Timeline by Michael Critchon

February 7, 2010
By AnnaEK GOLD, Oakland, Missouri
AnnaEK GOLD, Oakland, Missouri
10 articles 0 photos 14 comments

Favorite Quote:
"The fault, dear Brutus, is not in our stars,
But in ourselves, that we are underlings. "

-Cassius, The Tragedy of Julius Caesar by William Shakespeare.

Michael Crichton earned the title of one of the best science fiction authors of the time. His novel Timeline proves that statement is accurate. Timeline tells the story of a group of graduate students sent back to medieval France to find their professor whom the technological company ITC previously sent there. The first half of the book occurs entirely in modern day at ITC headquarters in the New Mexican desert to the graduates’ archeological sight of Castelgard in France, sponsored by the company. The second half toggles between the fourteenth and twentieth centuries, detailing the problems of the students who went back and ITC and the student who stayed behind. Catastrophes occur on both sides, from death and the troubles of coping with a violent and forgotten society of the Middle Ages to the technological issues concerning highly advanced equipment.

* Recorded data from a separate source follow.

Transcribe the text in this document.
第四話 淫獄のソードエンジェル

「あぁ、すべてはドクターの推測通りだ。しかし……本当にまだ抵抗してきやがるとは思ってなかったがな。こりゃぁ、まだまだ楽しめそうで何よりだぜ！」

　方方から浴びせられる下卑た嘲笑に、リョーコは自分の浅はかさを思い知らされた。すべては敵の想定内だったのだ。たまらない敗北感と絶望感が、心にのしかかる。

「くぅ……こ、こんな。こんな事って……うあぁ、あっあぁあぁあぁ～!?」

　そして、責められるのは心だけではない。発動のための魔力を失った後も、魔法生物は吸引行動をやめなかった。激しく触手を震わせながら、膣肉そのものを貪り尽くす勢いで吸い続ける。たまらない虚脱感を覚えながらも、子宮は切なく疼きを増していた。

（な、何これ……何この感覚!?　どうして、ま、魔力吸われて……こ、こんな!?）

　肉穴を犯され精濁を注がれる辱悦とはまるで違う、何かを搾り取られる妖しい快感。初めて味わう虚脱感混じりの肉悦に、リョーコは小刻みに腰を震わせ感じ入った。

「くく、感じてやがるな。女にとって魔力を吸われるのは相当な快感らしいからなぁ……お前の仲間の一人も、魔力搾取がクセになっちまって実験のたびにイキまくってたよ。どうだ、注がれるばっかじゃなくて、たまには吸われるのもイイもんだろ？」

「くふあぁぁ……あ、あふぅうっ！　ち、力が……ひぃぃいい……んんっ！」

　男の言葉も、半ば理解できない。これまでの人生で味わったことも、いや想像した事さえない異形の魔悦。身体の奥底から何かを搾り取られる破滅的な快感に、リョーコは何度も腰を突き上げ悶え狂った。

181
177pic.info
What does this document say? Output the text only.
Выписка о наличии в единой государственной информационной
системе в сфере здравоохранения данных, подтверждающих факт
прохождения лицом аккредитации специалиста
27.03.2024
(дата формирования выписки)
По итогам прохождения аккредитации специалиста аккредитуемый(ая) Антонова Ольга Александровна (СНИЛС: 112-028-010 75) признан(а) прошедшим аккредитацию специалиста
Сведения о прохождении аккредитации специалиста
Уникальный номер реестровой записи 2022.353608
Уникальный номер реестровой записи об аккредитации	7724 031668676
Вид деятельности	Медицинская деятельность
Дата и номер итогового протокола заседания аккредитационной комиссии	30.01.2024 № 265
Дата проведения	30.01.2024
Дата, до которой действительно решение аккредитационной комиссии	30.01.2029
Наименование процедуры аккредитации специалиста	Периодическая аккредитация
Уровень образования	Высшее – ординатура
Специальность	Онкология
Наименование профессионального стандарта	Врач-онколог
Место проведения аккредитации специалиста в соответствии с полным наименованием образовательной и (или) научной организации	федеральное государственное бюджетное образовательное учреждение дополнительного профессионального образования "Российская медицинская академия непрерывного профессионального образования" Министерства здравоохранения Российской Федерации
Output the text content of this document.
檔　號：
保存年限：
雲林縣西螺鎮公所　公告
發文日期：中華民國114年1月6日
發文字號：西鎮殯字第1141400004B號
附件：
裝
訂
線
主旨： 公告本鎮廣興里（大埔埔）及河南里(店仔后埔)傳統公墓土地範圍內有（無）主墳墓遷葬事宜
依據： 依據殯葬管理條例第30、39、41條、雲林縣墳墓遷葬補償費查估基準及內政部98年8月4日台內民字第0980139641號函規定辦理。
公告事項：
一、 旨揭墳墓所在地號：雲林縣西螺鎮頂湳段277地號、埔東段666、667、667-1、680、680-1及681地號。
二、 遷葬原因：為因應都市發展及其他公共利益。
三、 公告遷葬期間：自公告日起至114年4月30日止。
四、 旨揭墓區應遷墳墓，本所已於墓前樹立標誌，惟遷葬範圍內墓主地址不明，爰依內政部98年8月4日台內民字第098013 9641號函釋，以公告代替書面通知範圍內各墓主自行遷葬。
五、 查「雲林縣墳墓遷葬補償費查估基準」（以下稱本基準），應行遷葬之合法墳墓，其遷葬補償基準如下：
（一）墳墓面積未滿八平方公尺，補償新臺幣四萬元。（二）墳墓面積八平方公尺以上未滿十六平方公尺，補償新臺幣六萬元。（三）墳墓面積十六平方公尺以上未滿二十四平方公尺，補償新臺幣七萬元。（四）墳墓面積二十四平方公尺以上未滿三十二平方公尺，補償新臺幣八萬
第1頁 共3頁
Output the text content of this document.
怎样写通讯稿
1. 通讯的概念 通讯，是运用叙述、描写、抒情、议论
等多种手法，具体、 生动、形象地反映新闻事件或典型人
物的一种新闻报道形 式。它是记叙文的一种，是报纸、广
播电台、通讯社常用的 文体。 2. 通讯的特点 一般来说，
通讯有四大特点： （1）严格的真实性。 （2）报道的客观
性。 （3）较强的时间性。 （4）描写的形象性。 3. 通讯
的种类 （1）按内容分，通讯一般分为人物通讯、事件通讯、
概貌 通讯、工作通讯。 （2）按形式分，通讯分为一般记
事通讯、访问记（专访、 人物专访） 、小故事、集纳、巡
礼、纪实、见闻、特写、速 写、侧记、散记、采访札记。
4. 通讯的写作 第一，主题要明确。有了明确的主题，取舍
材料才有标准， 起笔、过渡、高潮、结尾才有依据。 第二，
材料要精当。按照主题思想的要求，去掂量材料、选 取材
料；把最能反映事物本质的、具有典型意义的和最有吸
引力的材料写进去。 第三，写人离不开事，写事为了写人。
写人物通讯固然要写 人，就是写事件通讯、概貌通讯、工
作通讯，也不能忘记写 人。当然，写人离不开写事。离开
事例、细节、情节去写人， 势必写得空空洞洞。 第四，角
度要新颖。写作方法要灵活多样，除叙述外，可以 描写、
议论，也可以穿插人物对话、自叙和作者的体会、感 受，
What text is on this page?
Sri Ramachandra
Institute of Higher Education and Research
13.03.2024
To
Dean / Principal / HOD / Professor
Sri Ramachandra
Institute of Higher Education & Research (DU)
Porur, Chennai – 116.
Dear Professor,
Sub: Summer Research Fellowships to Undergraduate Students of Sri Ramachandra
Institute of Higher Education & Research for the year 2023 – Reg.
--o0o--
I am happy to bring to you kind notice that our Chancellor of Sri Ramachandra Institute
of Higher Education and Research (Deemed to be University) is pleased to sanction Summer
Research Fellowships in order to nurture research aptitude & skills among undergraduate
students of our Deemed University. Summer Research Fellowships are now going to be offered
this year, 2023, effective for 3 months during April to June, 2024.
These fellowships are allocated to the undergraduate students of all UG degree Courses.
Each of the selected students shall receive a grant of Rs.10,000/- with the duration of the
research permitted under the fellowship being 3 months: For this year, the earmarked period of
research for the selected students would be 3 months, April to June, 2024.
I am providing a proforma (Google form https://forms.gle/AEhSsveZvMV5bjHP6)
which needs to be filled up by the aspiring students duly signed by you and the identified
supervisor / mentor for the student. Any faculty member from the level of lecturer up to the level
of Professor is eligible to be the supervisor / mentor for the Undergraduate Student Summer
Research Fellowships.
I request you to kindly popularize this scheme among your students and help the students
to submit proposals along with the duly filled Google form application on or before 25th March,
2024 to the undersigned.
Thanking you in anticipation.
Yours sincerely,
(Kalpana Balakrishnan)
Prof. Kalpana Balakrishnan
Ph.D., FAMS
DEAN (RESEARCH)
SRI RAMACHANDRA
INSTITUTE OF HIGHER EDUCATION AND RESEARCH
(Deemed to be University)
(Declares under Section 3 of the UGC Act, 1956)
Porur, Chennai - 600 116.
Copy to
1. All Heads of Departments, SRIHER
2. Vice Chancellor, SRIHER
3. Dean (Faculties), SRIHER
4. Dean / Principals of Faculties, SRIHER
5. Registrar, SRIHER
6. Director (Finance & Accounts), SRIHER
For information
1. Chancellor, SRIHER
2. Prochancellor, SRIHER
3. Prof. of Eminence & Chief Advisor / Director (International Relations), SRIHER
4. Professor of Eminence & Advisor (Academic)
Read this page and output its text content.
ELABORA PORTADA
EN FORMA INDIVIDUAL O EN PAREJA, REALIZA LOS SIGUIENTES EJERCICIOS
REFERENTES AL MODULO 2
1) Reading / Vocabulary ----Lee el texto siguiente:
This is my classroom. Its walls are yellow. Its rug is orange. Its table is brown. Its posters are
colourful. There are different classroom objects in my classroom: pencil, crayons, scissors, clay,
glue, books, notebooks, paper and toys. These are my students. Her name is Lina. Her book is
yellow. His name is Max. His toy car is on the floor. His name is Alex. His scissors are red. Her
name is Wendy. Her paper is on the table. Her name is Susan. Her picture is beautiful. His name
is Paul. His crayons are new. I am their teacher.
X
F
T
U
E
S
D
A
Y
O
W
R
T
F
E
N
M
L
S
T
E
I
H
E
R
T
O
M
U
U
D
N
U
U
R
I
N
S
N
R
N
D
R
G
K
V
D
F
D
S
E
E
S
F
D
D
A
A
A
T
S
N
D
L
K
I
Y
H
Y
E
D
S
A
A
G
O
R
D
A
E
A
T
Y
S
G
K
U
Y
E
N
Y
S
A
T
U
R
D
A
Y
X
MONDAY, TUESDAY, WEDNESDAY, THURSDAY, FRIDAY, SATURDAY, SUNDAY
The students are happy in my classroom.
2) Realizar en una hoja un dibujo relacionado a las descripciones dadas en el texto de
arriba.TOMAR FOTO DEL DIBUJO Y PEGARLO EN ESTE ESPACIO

Crichton seamlessly blends the historical and scientific elements. The descriptions of the medieval world are clearly well-researched and highly detailed. The use of science provides a believable explanation for how time travel and the multiverse are feasible through quantum theory. The human elements and the changes that occur in character when one endures traumatic events play a central part, equal to the science. The novel is also a world-class thriller, rivaling his previous books such as Jurassic Park and The Terminal Man and easily beating some of the major blockbusters seen in movie theatre, for considerably less money, featuring jousting matches, sword fights and battles, daring escapes, and a race against time complete with twists and turns.

The cast of characters represents the complete spectrum of the intellectual body, with overriding arrogance, greed, obsession, curiosity, and naivety. They invoke adoration, admiration, and loathing, and above all cause the reader to want to continue reading. Every unexpected event has a strong human element connected to it, making it better than a chronicle of robots. While the technology involved is undoubtedly important, the story is very character-driven, somewhat unusual for a science-fiction novel and even a thriller.
I found Timeline a very enjoyable read that I did not want to put down. I’ve personally heard nothing but rave reviews about the book from fans of Michael Crichton and science fiction to those who typically do not enjoy such books. A base knowledge of quantum theory was helpful, but only as much as understanding what it is. If you enjoy science or history or a good thriller in general, this is a must read book. I absolutely recommend it. In my opinion, it’s one of Michael Crichton’s best.